Rökkur (2017)

"Rökkur" to jeden z tych filmów, które przyprawią o ból głowy każdego próbującego racjonalnie wyjaśnić, o czym on opowiada. Erlingur Thoroddsen zrobił wszystko, by opisanie fabuły stało się niemożliwe. Nawet na najbardziej ogólnym poziomie.



Bo niby jest to spotkanie dwóch mężczyzn, którzy kiedyś byli w związku. Teraz jednak łączy ich tylko przeszłość. Jednak kiedy jeden z nich dzwoni w środku nocy do drugiego, ten rzuca wszystko i pędzi do położonego na uboczu domku, w którym przebywa dzwoniący. Tyle tylko, że wszystko, co napisałem powyżej mogło się w ogóle nie wydarzyć. Co chwilę pojawiają się w filmie sceny, które negują kolejność zdarzeń, ba negują same wydarzenia. Historię oglądamy bowiem z perspektywy Gunnara, a jest on postacią niewiarygodną. Większość z tego, czego jest świadkiem, jest tak naprawdę wytworem jego wyobraźni. A on nie potrafi oddzielić jednego od drugiego. Z czasem dowiemy się, dlaczego tak się dzieje. Jednak etiologia zjawiska nie pomaga w rozszyfrowaniu tego, co tak naprawdę miało miejsce w domu.
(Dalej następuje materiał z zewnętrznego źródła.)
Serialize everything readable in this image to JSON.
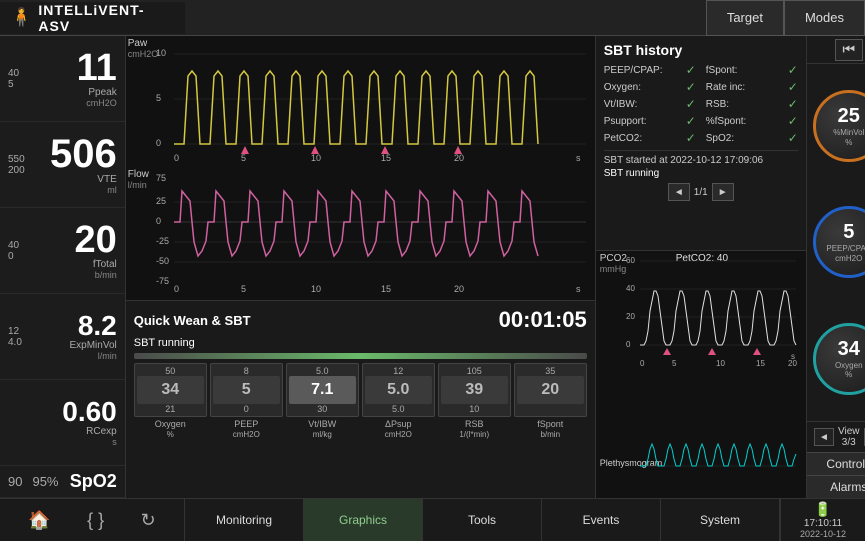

"Rökkur" utrzymane jest w stylistyce klimatycznego horroru psychologicznego i przez pryzmat gatunku można całkiem spokojnie próbować interpretować przedstawione wydarzenia. Ale można też uznać całość za próbę uchwycenia subiektywnych przeżyć mocno pokiereszowanej jednostki. W takim przypadku film staje się przypowieścią o cierpieniu, które wypacza percepcję świata. O żałobie po związku, który samemu doprowadziło się do ruiny. Pustkowia Islandii doskonale współgrają z dziką, nieprzewidywalną naturą człowieka.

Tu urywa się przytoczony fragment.